Tom Ford, designer turned film director, will never be forgiven by some for not being John Ford — a numinous natural rather than a Tommy-come-lately with talent. But Nocturnal Animals, his second feature after the modest but accomplished A Single Man, invokes a whole other John Ford anyway. It’s a revenge drama (scripted from a novel by Austin Wright). It’s ’Tis Pity She’s a Whore translated to a present-day world of trash wealth, fickle love and Damien Hirst terror mortis. And it’s pretty damn good.

Gallery owner Amy Adams is a lonely-hearted profligate stuck in a cold second marriage to philanderer Armie Hammer after an abortive (count the meanings) first union with aspiring writer Jake Gyllenhaal. She’s on her own one night in her all-mod-cons fortress, reading the new novel her ex has sent her. The film, telling its story, opens up like a nightmare, bleeding the allegorical traces of their life together.

How much should I tell you? As little as I can. The nightmare’s first chapter is as scary as Hell. A midnight fender bender incident goes feral on a highway. Gyllenhaal doubles on screen — that is, in Adams’ imagination — as the novel’s hero, a family-weekending husband and dad reduced to naked ape status by three abducting goons, led by a never-better Aaron Taylor-Johnson. (Forget John Lennon. Think Ted Bundy.)

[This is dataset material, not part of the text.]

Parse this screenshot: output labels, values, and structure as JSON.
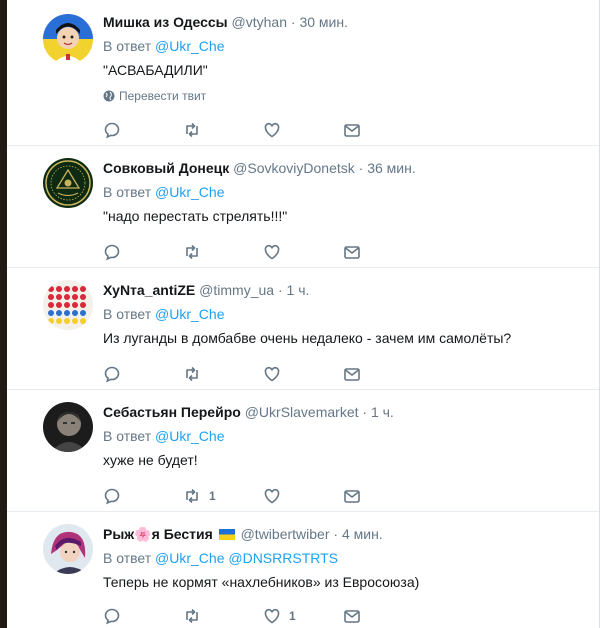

No more spoiler reveals. Let’s only ink in Michael Shannon’s bleakly seriocomical sheriff with health issues — bringing the dry, dark humour a Jacobean drama needs — and the wow of an ending in which time stops along with our heartbeats. Ford doubters may still loudhail their doubts. The visuals are sometimes designer sleek; the music “retro” (Herrmann/Hitchcock). Some close-ups have a megawatt gleam redolent of Douglas Sirk circa Magnificent Obsession (1954). But at its best and most visceral, Nocturnal Animals is more than the work of an apprentice or homage payer. It’s that of an organ grinder not a monkey — and the organ being ground is the viewer’s heart.